Fuck off, lady. Mark wanted to scream at her as his head pounded and stomach churned in excruciating harmony.
“Don’t you have anything to say for yourself?” Nancy demanded.
“I said fuck off, lady!” Mark shouted. He felt instant regret, but was still too flustered to make any apologies. He walked away from Nancy, clutching both temples with one hand.
“Is that still on the record, Mr Tanenworth?”
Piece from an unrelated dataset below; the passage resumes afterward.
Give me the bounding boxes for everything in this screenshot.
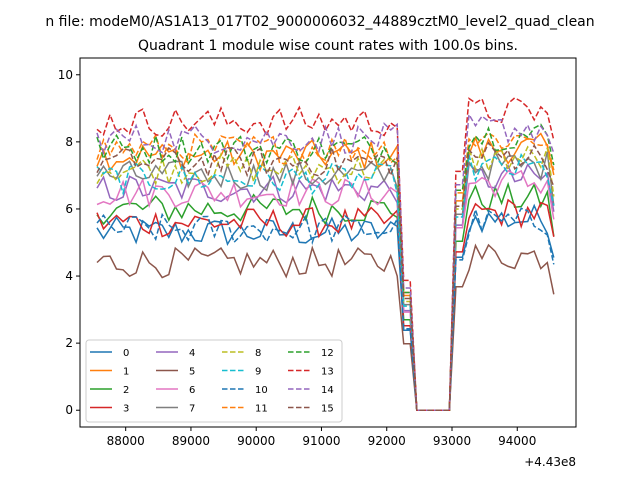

Mark just wanted to get away. The whole day was going horribly. He didn’t want to be in charge of any departments within Citadel Inc. – he never did. He didn’t care about the money or the family legacy. He only did it out of respect to his mother’s wishes. And now when his title finally demanded some true action out of him he was left trying to take a shower in a shitstorm. He didn’t want this anymore; none of it. He decided with grim determination, in the face of his splitting headache and compounding shortcomings that he would do the unthinkable. In his final act of personal sabotage he decided to call Boss.